• Billet d'un enseignant - Sa lecture des événements tragiques ayant secoué la société Française

    Un texte d'Agabus

    De nombreux acteurs de l’Education Nationale se demandent si les événements tragiques ne signent pas un échec… leur échec, ou du moins celui de leur institution.

    Dans un certain sens, l’école a ses limites et c’est bien ainsi. Dans le cas contraire, elle pourrait devenir l’instrument rêvé d’un pouvoir totalitaire, formatant les jeunes esprits selon son idéologie, ses conceptions.

    Mais il est vrai que l’école – dont je suis un des enseignants – a échoué au moins sur deux points.

    Premièrement, elle n’a pas empêché les frères Kouachi et Amédy Coulibaly de sombrer dans le terrorisme.

    L’école doit fournir les outils pour penser, débattre, argumenter. La maîtrise de la langue française et la richesse de son vocabulaire en font partie. Quand les mots manquent, quand la réflexion peine à se construire, il ne reste que la violence pour s’exprimer. Bien évidemment, il s’agit ici d’une explication, non d’une justification des actes odieux de ce triste mois de janvier.

    Deuxièmement… je pense au carnet de correspondance de mon établissement scolaire arborant le mot « Respect »… Quand un journal fait son fonds de commerce de la satire, de la moquerie, de la dérision, de la révolte contre toute forme d’autorité, de l’offense des convictions les plus intimes, de l’outrage, de l'ironie, du sarcasme, la rédaction de ce journal montre elle aussi l’échec de l’école… à moins que le respect que l’on y promeut soit sélectif ; à moins que le respect ne soit une « valeur » ne concernant que les élèves et les étudiants…

    Pour tout dire, toutes les formes de violence m’insupportent. Les mots peuvent tuer et il n’y a pas de liberté sans responsabilité. L’adolescent pense pouvoir posséder l’une sans endosser l’autre. La maturité demande du courage ; non celle de l’ado défiant les autorités mais celle de l’engagement constructif.
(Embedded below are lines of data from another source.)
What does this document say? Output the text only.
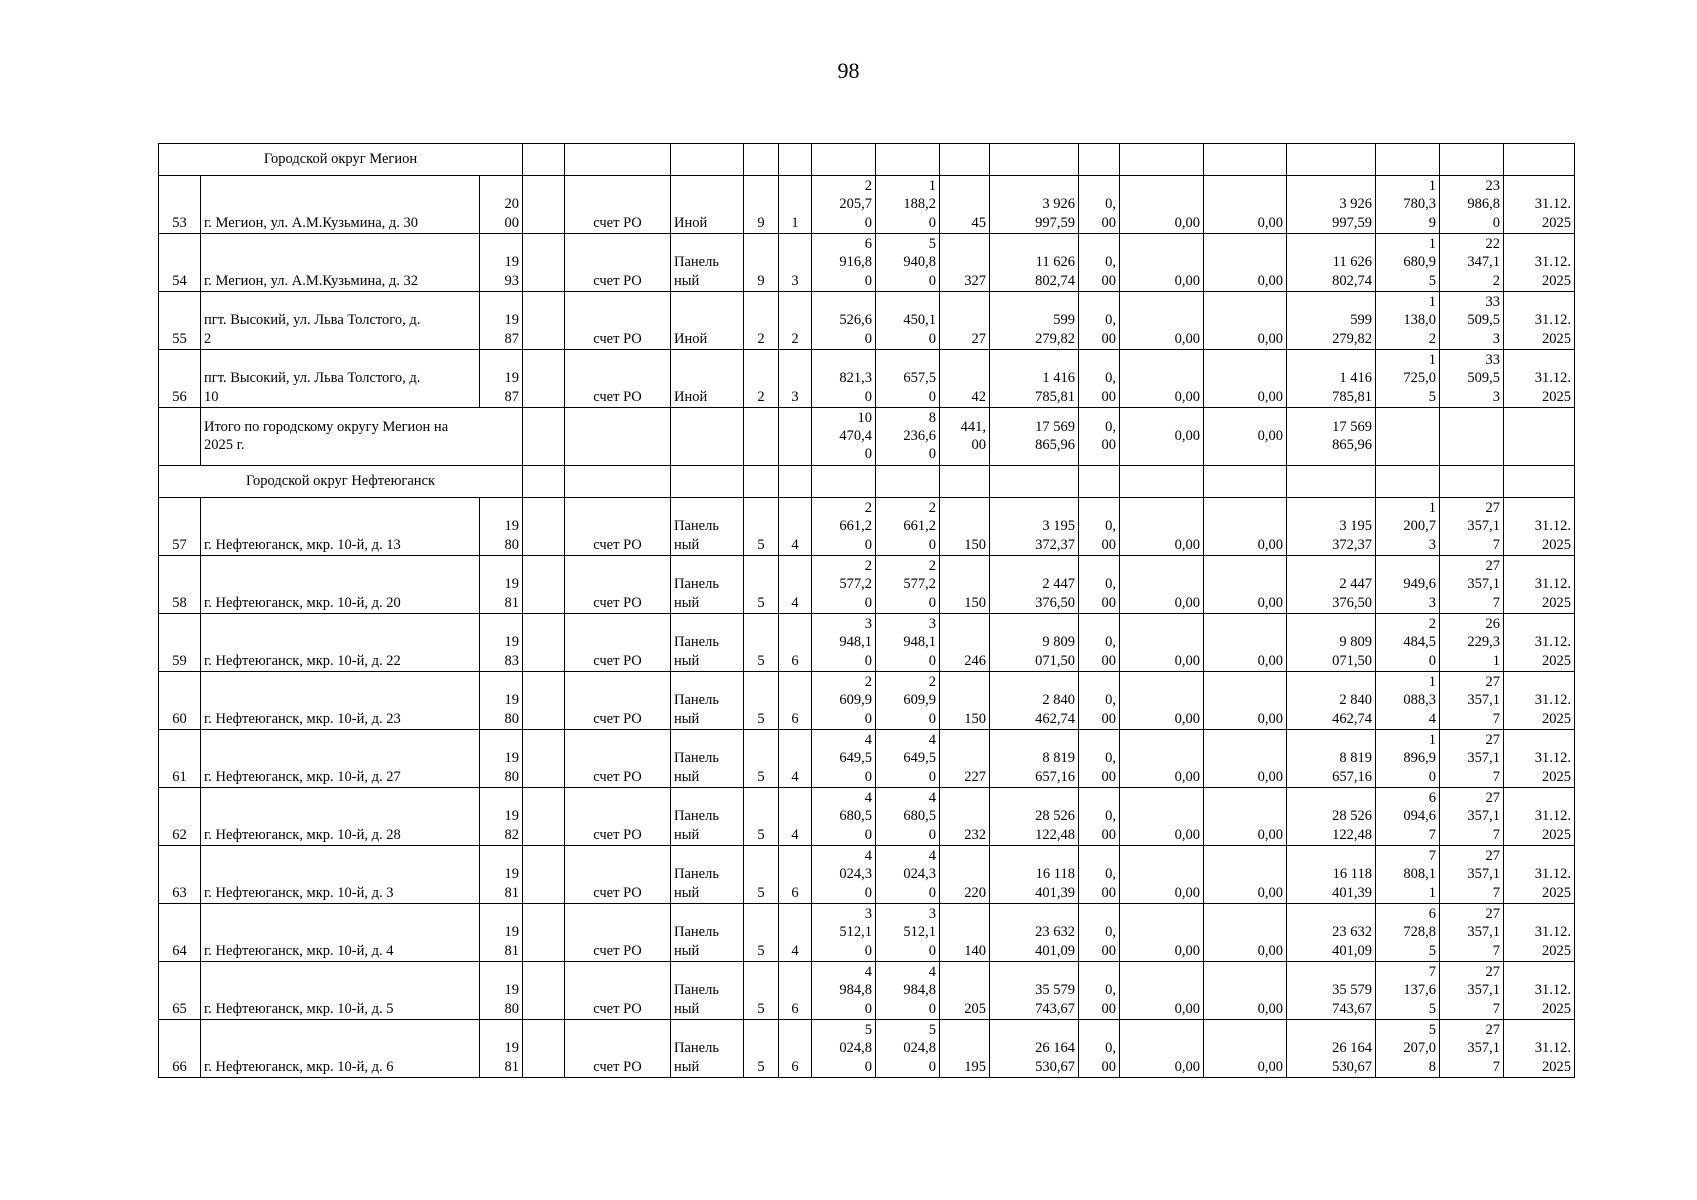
98
Городской округ Мегион																		
53	г. Мегион, ул. А.М.Кузьмина, д. 30	20
00		счет РО	Иной	9	1	2
205,7
0	1
188,2
0	45	3 926
997,59	0,
00	0,00	0,00	3 926
997,59	1
780,3
9	23
986,8
0	31.12.
2025
54	г. Мегион, ул. А.М.Кузьмина, д. 32	19
93		счет РО	Панель
ный	9	3	6
916,8
0	5
940,8
0	327	11 626
802,74	0,
00	0,00	0,00	11 626
802,74	1
680,9
5	22
347,1
2	31.12.
2025
55	пгт. Высокий, ул. Льва Толстого, д.
2	19
87		счет РО	Иной	2	2	526,6
0	450,1
0	27	599
279,82	0,
00	0,00	0,00	599
279,82	1
138,0
2	33
509,5
3	31.12.
2025
56	пгт. Высокий, ул. Льва Толстого, д.
10	19
87		счет РО	Иной	2	3	821,3
0	657,5
0	42	1 416
785,81	0,
00	0,00	0,00	1 416
785,81	1
725,0
5	33
509,5
3	31.12.
2025
	Итого по городскому округу Мегион на
2025 г.							10
470,4
0	8
236,6
0	441,
00	17 569
865,96	0,
00	0,00	0,00	17 569
865,96			
Городской округ Нефтеюганск																		
57	г. Нефтеюганск, мкр. 10-й, д. 13	19
80		счет РО	Панель
ный	5	4	2
661,2
0	2
661,2
0	150	3 195
372,37	0,
00	0,00	0,00	3 195
372,37	1
200,7
3	27
357,1
7	31.12.
2025
58	г. Нефтеюганск, мкр. 10-й, д. 20	19
81		счет РО	Панель
ный	5	4	2
577,2
0	2
577,2
0	150	2 447
376,50	0,
00	0,00	0,00	2 447
376,50	949,6
3	27
357,1
7	31.12.
2025
59	г. Нефтеюганск, мкр. 10-й, д. 22	19
83		счет РО	Панель
ный	5	6	3
948,1
0	3
948,1
0	246	9 809
071,50	0,
00	0,00	0,00	9 809
071,50	2
484,5
0	26
229,3
1	31.12.
2025
60	г. Нефтеюганск, мкр. 10-й, д. 23	19
80		счет РО	Панель
ный	5	6	2
609,9
0	2
609,9
0	150	2 840
462,74	0,
00	0,00	0,00	2 840
462,74	1
088,3
4	27
357,1
7	31.12.
2025
61	г. Нефтеюганск, мкр. 10-й, д. 27	19
80		счет РО	Панель
ный	5	4	4
649,5
0	4
649,5
0	227	8 819
657,16	0,
00	0,00	0,00	8 819
657,16	1
896,9
0	27
357,1
7	31.12.
2025
62	г. Нефтеюганск, мкр. 10-й, д. 28	19
82		счет РО	Панель
ный	5	4	4
680,5
0	4
680,5
0	232	28 526
122,48	0,
00	0,00	0,00	28 526
122,48	6
094,6
7	27
357,1
7	31.12.
2025
63	г. Нефтеюганск, мкр. 10-й, д. 3	19
81		счет РО	Панель
ный	5	6	4
024,3
0	4
024,3
0	220	16 118
401,39	0,
00	0,00	0,00	16 118
401,39	7
808,1
1	27
357,1
7	31.12.
2025
64	г. Нефтеюганск, мкр. 10-й, д. 4	19
81		счет РО	Панель
ный	5	4	3
512,1
0	3
512,1
0	140	23 632
401,09	0,
00	0,00	0,00	23 632
401,09	6
728,8
5	27
357,1
7	31.12.
2025
65	г. Нефтеюганск, мкр. 10-й, д. 5	19
80		счет РО	Панель
ный	5	6	4
984,8
0	4
984,8
0	205	35 579
743,67	0,
00	0,00	0,00	35 579
743,67	7
137,6
5	27
357,1
7	31.12.
2025
66	г. Нефтеюганск, мкр. 10-й, д. 6	19
81		счет РО	Панель
ный	5	6	5
024,8
0	5
024,8
0	195	26 164
530,67	0,
00	0,00	0,00	26 164
530,67	5
207,0
8	27
357,1
7	31.12.
2025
    Le nihilisme de notre Occident – la « modernité tardive » sur laquelle il y aurait beaucoup à écrire – est devenu, au contact de l’islamisme, le terreau idéal sur lequel fleurissent des djihadistes et la haine de nos sociétés occidentales. Allons-nous entretenir ce terreau ?
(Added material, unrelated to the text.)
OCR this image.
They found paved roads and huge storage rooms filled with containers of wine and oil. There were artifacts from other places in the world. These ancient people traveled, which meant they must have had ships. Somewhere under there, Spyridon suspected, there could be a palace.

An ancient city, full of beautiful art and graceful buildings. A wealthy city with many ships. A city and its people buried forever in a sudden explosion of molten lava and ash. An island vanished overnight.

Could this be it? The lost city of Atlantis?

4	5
    Et en tant que chrétien, je sais que l’homme est un être spirituel aussi, que le déni du désir de transcendance avec pour corolaire la matérialité la plus insensée, laisse dans les cœurs un vide profond.

    Comme je l’ai déjà écrit dans un post sur les réseaux sociaux, la nature a horreur du vide. Ce vide a des effets dévastateurs dont les plus belles émotions et les incantations – les « valeurs de la République », les « Je suis Charlie » – ne peuvent nous protéger.

    Il est temps, avec l’intelligence du cœur, de réfléchir sur notre rôle dans ce contexte car, comme l’écrivait une amie, nous en sommes tous responsables.

    ***

    Appendice

    L’interview du lundi 12 janvier de Nathalie Saint Cricq par Elise Lucet me pousse à écrire un appendice au texte ci-dessus. Dans cet interview, Nathalie Saint Cricq  y affirme : « Non, Elise, il ne faut faire preuve d’angélisme. C’est justement ceux qui ne sont pas Charlie qu’il faut repérer, ceux qui, dans certains établissements scolaires, ont refusé la minute de silence, ceux qui balancent sur les réseaux sociaux et ceux qui ne voient pas en quoi ce combat est le leur. Et bien, ce sont eux que l’on doit repérer, traiter, intégrer ou réintégrer dans la communauté nationale et là, l’école et les politiques ont une lourde responsabilité. »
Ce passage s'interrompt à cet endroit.